I waited for the applause in my head to reach its peak and then promptly threw up into the vincas. And then I threw up again. And again. Acidic to what I prayed was the last drop. Weakly, I lowered m
yself to the cool cement porch and closed my eyes, commanding the wretched sickness to disappear while clinging to the euphoria. I forced my heavy lids open to find june bugs dizzily penciling their shadows around the porch light, seemingly drunk as well. Suddenly, several blurry Jays entered the frame, looking down with more than a tinge of concern.
“Hey, man, are you all right?”
“Am I dead yet?” I replied.
He undressed me and gently put me to bed, offering a trash can into which I would puke over the next hours, while he lay snoring in the twin bed a few feet away.
The next morning I woke, my eyes poisoned and my head pounding out of rhythm with my throbbing pulse, like a drummer with a bum arm. My breath was raspy and rank and a thought worse than death pushed its way through my swollen brain: it was Saturday and I had flag girl practice.
I was the drum major in our junior high band and had taken on the responsibility to choreograph the squad through the summer in preparation for the fall. Our latest routine was set to “Black Magic Woman,” and I had some seriously complicated, crowd-pleasing moves to teach. But I could hardly move myself.
Rather than walk the endless mile to Squirrel Hollow Park for practice, I decided I would tell my mother the awful truth and she would let me go back to bed. It would be worth it. My father was gone for the day and I was grateful, certain my mom would be more sympathetic. Though the half-empty liquor bottles and vomit-covered vincas had already tipped her off, she let me go through the grueling act of confession, and then finally said, “Sam. I know.”

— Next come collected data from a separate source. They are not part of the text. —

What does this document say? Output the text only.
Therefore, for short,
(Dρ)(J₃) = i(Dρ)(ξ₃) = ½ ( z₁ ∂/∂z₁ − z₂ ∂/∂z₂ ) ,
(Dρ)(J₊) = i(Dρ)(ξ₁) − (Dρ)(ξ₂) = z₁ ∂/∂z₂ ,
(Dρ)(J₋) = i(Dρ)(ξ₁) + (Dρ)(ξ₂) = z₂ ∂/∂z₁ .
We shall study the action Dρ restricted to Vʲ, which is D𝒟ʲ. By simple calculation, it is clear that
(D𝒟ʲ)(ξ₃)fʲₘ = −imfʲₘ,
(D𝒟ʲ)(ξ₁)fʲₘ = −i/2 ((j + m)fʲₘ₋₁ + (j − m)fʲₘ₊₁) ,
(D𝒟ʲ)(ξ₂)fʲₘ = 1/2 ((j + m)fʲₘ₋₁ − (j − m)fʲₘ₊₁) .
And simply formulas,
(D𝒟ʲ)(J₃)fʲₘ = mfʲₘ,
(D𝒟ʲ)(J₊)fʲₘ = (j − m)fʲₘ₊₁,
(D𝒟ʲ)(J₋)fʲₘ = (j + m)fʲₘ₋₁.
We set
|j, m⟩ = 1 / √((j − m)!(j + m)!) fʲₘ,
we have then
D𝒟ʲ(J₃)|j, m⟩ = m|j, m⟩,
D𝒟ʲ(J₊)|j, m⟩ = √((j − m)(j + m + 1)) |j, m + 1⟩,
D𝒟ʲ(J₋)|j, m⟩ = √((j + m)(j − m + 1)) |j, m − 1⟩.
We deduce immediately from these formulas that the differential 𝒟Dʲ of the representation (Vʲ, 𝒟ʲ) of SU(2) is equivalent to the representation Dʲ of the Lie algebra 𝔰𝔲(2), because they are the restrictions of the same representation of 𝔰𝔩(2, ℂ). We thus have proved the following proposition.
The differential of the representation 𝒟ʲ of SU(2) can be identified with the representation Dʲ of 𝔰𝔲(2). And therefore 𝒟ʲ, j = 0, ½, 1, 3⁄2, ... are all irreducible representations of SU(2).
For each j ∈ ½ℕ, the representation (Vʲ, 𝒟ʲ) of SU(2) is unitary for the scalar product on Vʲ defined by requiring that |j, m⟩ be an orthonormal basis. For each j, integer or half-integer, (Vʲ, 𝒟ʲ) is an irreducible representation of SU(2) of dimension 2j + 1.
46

I cried to her, swearing I would never drink again. She insisted I walk to practice anyway, reminding me that it was my responsibility and not the flag girls’ fault that I was a hopeless drunk. Then she tortured me. “And when you get back, I’ll make some chili hot dogs for you and Jay for lunch. Really spicy, meaty chili with beans. How does that sound?”
I ran to the bathroom and vomited again. Then I showered to remove the stench of my transgression and went to twirl deliriously spinning, nausea-inducing flags.